Dessa vez finquei pé, ficamos com a capa indígena. Voltei pra Brasília com a boneca praticamente pronta e com a missão de dar um jeito de imprimir. Nos dias seguintes, o Jaime veio pra Formosa, pra convencer minha irmã Lúcia a revisar a revista, “de grátis”. Com a primeira revista impressa, a próxima tarefa foi montar o Conselho Editorial.

Jaime fez questão de visitar, explicar o projeto e convidar pessoalmente cada conselheiro e cada conselheira (até a doença agravar, nos seus últimos meses de vida, nunca abriu mão dessa tarefa). Daqui rumamos pra Goiânia, para convidar o arqueólogo Altair Sales Barbosa, nosso primeiro conselheiro. “O mais sabido de nóis,” segundo o Jaime.

Trilhamos uma linda jornada.

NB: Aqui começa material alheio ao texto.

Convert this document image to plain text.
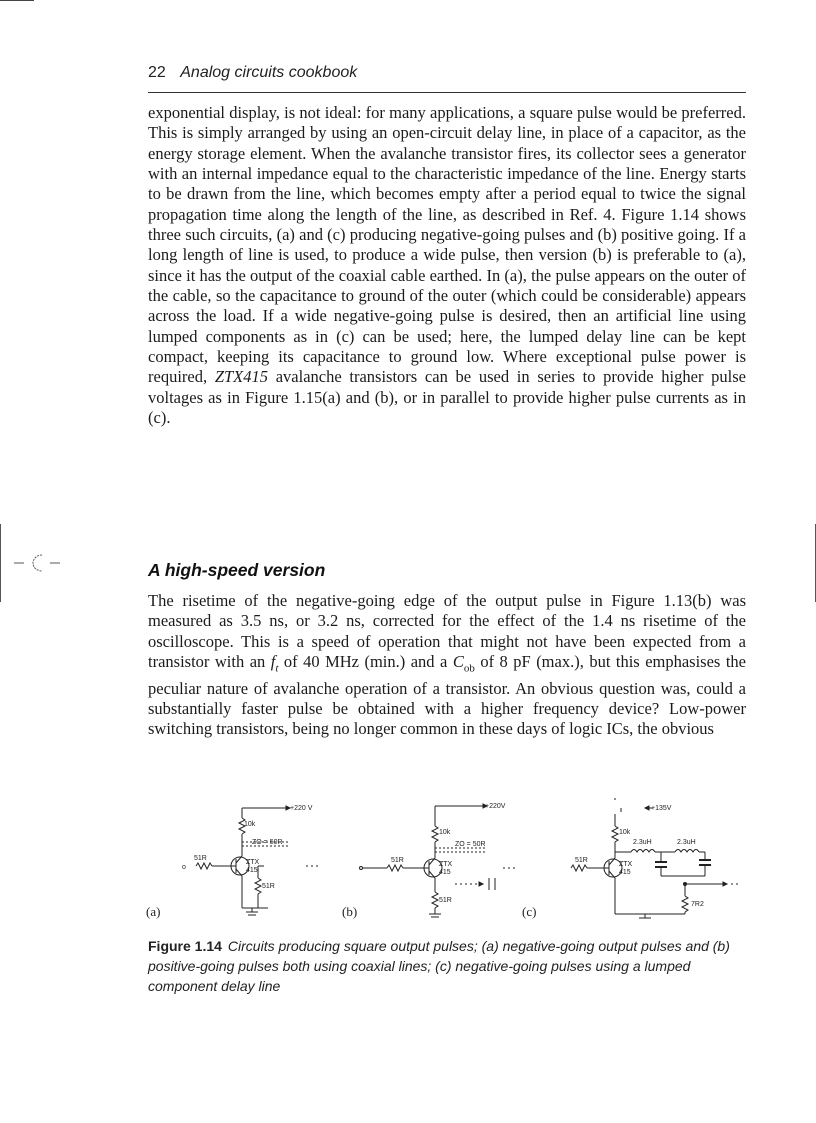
22 Analog circuits cookbook

exponential display, is not ideal: for many applications, a square pulse would be preferred. This is simply arranged by using an open-circuit delay line, in place of a capacitor, as the energy storage element. When the avalanche transistor fires, its collector sees a generator with an internal impedance equal to the characteristic impedance of the line. Energy starts to be drawn from the line, which becomes empty after a period equal to twice the signal propagation time along the length of the line, as described in Ref. 4. Figure 1.14 shows three such circuits, (a) and (c) producing negative-going pulses and (b) positive going. If a long length of line is used, to produce a wide pulse, then version (b) is preferable to (a), since it has the output of the coaxial cable earthed. In (a), the pulse appears on the outer of the cable, so the capacitance to ground of the outer (which could be considerable) appears across the load. If a wide negative-going pulse is desired, then an artificial line using lumped components as in (c) can be used; here, the lumped delay line can be kept compact, keeping its capacitance to ground low. Where exceptional pulse power is required, ZTX415 avalanche transistors can be used in series to provide higher pulse voltages as in Figure 1.15(a) and (b), or in parallel to provide higher pulse currents as in (c).

A high-speed version

The risetime of the negative-going edge of the output pulse in Figure 1.13(b) was measured as 3.5 ns, or 3.2 ns, corrected for the effect of the 1.4 ns risetime of the oscilloscope. This is a speed of operation that might not have been expected from a transistor with an $f_t$ of 40 MHz (min.) and a $C_{ob}$ of 8 pF (max.), but this emphasises the peculiar nature of avalanche operation of a transistor. An obvious question was, could a substantially faster pulse be obtained with a higher frequency device? Low-power switching transistors, being no longer common in these days of logic ICs, the obvious

+220 V
10k
ZO = 50R
51R
o
ZTX
415
51R
(a)
+220V
10k
ZO = 50R
51R
ZTX
415
51R
(b)
+135V
10k
2.3uH	2.3uH
51R
ZTX
415
7R2
(c)

Figure 1.14 Circuits producing square output pulses; (a) negative-going output pulses and (b) positive-going pulses both using coaxial lines; (c) negative-going pulses using a lumped component delay line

Em 80 meses, Jaime fez questão de decidir, mensalmente, o tema da capa e, quase sempre, escrever ele mesmo. Às vezes, ligava pra falar da ótima ideia que teve, às vezes sumia e, no dia certo, lá vinha o texto pronto, impecável.

Na sexta-feira, 9 de julho, quando preparávamos a Xapuri 81, pela primeira vez em sete anos, ele me pediu para cuidar de tudo. Foi uma conversa triste, ele estava agoniado com os rumos da doença e com a tragédia que o Brasil enfrentava. Não falamos em morte, mas eu sabia que era o fim.

Hoje, cá estamos nós, sem as capas do Jaime, sem as pautas do Jaime, sem o linguajar do Jaime, sem o jaimês da Xapuri, mas na labuta, firmes na resistência. Mês sim, mês sim de novo, como você sonhava, Jaiminho, carcamos porva e, enfim, chegamos à nossa edição número 100. E, depois da Xapuri 100, como era desejo seu, a gente segue esperneando.

Fica tranquilo, camarada, que por aqui tá tudo direitim.